On Park Avenue in 1966, a businessman could have lunch at the Four Seasons, a restaurant designed by Philip Johnson (who dug both Weimar and its successor culture…) in a building designed by Mies van der Rohe, he could then walk over to the Pan Am building, designed by Walter Gropius, to catch a helicopter to JFK Airport, and on the way, read about Werner Von Braun’s latest efforts to land a man on the moon. If he was worried that von Braun’s missiles could be used to deliver payloads designed by Albert Einstein and Edward Teller – well, his Freudian analyst would soon set him at ease. At least until he saw the April 8th 1966 cover of Time magazine, which echoed the words of Friedrich Nietzsche nearly a century earlier. And all the while, likely never thinking of where these additions to American life originated.

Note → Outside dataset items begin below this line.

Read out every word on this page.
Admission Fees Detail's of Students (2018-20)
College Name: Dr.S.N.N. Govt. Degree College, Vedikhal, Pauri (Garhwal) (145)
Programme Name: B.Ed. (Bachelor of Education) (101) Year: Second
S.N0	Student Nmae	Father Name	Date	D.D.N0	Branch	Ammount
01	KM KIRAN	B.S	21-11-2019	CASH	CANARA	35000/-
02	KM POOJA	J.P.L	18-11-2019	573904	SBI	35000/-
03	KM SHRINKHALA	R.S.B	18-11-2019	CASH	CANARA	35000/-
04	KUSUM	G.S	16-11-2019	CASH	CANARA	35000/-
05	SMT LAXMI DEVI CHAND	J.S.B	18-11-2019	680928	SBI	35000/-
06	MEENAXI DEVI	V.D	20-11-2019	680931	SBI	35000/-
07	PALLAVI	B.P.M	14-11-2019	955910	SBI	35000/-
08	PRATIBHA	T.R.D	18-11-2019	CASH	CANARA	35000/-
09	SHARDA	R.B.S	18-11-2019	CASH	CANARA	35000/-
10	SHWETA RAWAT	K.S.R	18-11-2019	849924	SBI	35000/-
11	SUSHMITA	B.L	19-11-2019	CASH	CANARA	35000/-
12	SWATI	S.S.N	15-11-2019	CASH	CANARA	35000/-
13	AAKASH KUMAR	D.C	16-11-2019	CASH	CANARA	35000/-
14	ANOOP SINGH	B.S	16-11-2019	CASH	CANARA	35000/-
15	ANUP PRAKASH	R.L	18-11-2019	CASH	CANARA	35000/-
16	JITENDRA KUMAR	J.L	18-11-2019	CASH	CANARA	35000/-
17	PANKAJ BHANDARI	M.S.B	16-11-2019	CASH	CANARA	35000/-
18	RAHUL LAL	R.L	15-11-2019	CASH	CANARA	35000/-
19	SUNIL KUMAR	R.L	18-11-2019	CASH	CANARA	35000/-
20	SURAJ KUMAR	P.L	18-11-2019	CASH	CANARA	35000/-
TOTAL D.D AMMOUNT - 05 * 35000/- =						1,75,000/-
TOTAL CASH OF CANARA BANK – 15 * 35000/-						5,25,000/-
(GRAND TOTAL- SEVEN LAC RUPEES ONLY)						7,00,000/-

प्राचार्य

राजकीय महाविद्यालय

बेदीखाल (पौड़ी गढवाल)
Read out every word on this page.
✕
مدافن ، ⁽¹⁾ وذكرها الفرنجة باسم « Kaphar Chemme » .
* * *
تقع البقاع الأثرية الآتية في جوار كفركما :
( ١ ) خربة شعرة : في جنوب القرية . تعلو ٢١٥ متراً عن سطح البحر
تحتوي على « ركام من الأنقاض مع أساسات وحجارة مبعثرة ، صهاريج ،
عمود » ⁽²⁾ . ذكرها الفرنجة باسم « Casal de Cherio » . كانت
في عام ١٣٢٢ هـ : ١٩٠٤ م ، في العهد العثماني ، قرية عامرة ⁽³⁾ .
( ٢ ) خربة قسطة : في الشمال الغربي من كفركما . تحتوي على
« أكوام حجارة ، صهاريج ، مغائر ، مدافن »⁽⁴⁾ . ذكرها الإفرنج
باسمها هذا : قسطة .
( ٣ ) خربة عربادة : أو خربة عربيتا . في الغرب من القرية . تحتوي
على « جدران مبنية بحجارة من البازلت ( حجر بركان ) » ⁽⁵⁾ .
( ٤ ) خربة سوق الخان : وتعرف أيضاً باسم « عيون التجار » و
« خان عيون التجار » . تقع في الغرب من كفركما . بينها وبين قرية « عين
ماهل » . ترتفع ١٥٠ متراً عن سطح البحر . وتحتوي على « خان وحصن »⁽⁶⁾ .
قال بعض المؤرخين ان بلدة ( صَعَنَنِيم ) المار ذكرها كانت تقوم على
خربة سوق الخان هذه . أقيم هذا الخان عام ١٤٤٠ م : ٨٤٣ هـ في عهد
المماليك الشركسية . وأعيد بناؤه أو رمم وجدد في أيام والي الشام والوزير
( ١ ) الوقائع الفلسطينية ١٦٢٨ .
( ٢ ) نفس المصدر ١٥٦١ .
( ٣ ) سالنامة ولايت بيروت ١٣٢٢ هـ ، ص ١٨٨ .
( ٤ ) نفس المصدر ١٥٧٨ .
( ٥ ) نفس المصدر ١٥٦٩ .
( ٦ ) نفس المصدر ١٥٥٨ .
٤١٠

The following decade, our businessman would struggle with Weimar-style risqué sexual mores, hyperinflation, and what the then-president’s administration ultimately termed a malaise and a crisis of confidence amongst his fellow liberal elites.
But to respond to the query by Thomas Friedman last year in the New York Times, ‘Can Greeks Become Germans?’
Well, 50 years ago, we did, didn’t we?
For Silicon Graffiti, I’m Ed Driscoll.